The second view is that Benington is a corruption of the name 'Belinton' which appears in the Domesday Book. This is thought to mean the town of Bela's people, after the name of the man who led the first group of immigrants to the area.

==Population==
According to the 2001 census it had a population of 922. At the 2011 Census the population had reduced to 908.

==Economy==
The village has a strong farming history, and much of the surrounding countryside is still agricultural.

==Transport==
The village has an airstrip to the south south west—Position: N51°52.95 W000°07.37

The village is served by a local bus route, number 384, between Stevenage and Hertford, which additionally links it to Walkern, Dane End, and Tonwell.

==Local facilities==
It has two churches
- Saint Peter's Church of England, a Grade I listed building. The churchyard contains 2 war memorials in the form of a cross (unlisted) and a lychgate (Grade II listed).
- Benington Methodist Church
There is also a primary school (Benington Church of England Primary School) and two public houses (the Lordship Arms and the Bell). The Bell is a late medieval hall house, listed grade II*.
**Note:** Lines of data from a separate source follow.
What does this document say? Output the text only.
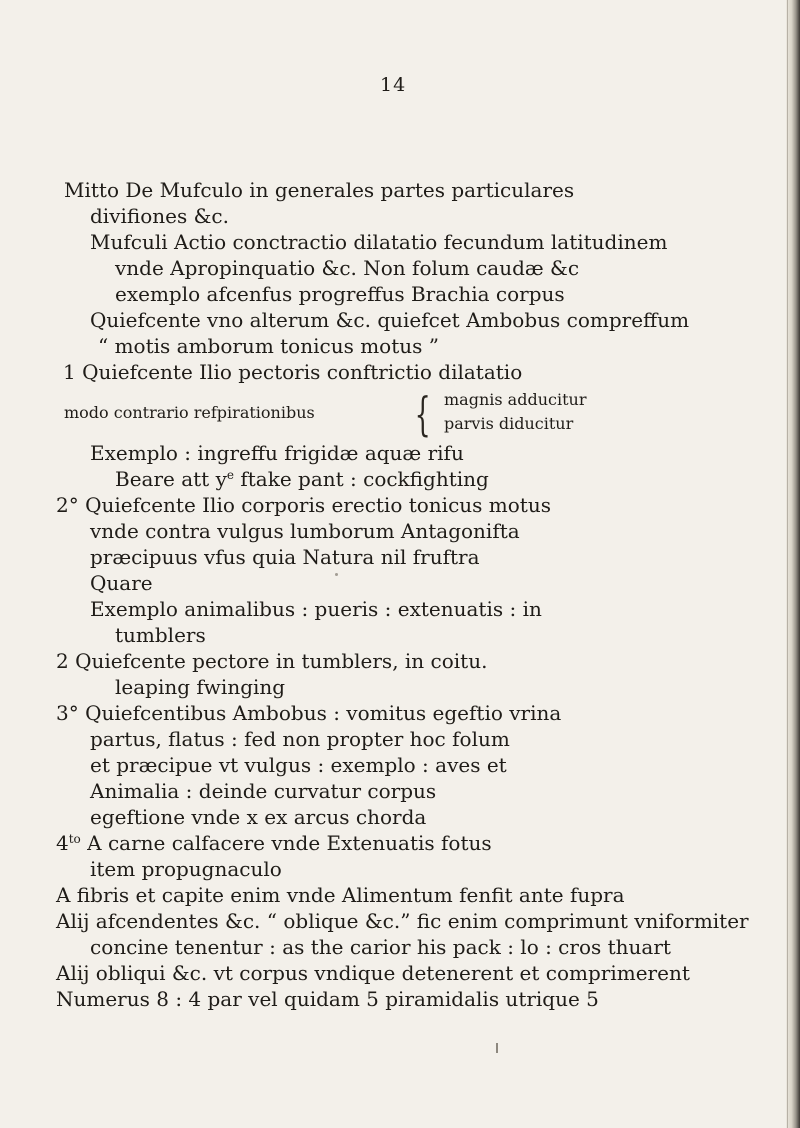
14
Mitto De Mufculo in generales partes particulares
divifiones &c.
Mufculi Actio conctractio dilatatio fecundum latitudinem
vnde Apropinquatio &c. Non folum caudæ &c
exemplo afcenfus progreffus Brachia corpus
Quiefcente vno alterum &c. quiefcet Ambobus compreffum
“ motis amborum tonicus motus ”
1 Quiefcente Ilio pectoris conftrictio dilatatio
modo contrario refpirationibus { magnis adducitur
parvis diducitur
Exemplo : ingreffu frigidæ aquæ rifu
Beare att $y^e$ ftake pant : cockfighting
2° Quiefcente Ilio corporis erectio tonicus motus
vnde contra vulgus lumborum Antagonifta
præcipuus vfus quia Natura nil fruftra
Quare
Exemplo animalibus : pueris : extenuatis : in
tumblers
2 Quiefcente pectore in tumblers, in coitu.
leaping fwinging
3° Quiefcentibus Ambobus : vomitus egeftio vrina
partus, flatus : fed non propter hoc folum
et præcipue vt vulgus : exemplo : aves et
Animalia : deinde curvatur corpus
egeftione vnde x ex arcus chorda
$4^{to}$ A carne calfacere vnde Extenuatis fotus
item propugnaculo
A fibris et capite enim vnde Alimentum fenfit ante fupra
Alij afcendentes &c. “ oblique &c.” fic enim comprimunt vniformiter
concine tenentur : as the carior his pack : lo : cros thuart
Alij obliqui &c. vt corpus vndique detenerent et comprimerent
Numerus 8 : 4 par vel quidam 5 piramidalis utrique 5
The Old Tower is a former Victorian water tower, now converted as a private residence.

==Benington Lordship==
Benington Lordship is a Georgian manor house which is situated to the west of the village. The grounds surrounding the house stretch over seven acres and also feature the remains of Benington Castle (a Norman motte and bailey castle).

The gardens of Benington Lordship are well known for their snowdrops and views over the surrounding Hertfordshire countryside. The gardens also feature a Victorian folly, kitchen garden, contemporary sculptures, carp pond, wildlife areas and rose gardens.

==Nature reserve==
Benington High Wood is a Site of Special Scientific Interest.

==In popular culture==
The 2009 psychological horror found footage short film and web series No Through Road by Steven Chamberlain follows four seventeen-year-old teenagers en-route to Stevenage who find themselves trapped in a time loop along two road signs marking an intersection between Benington and Watton.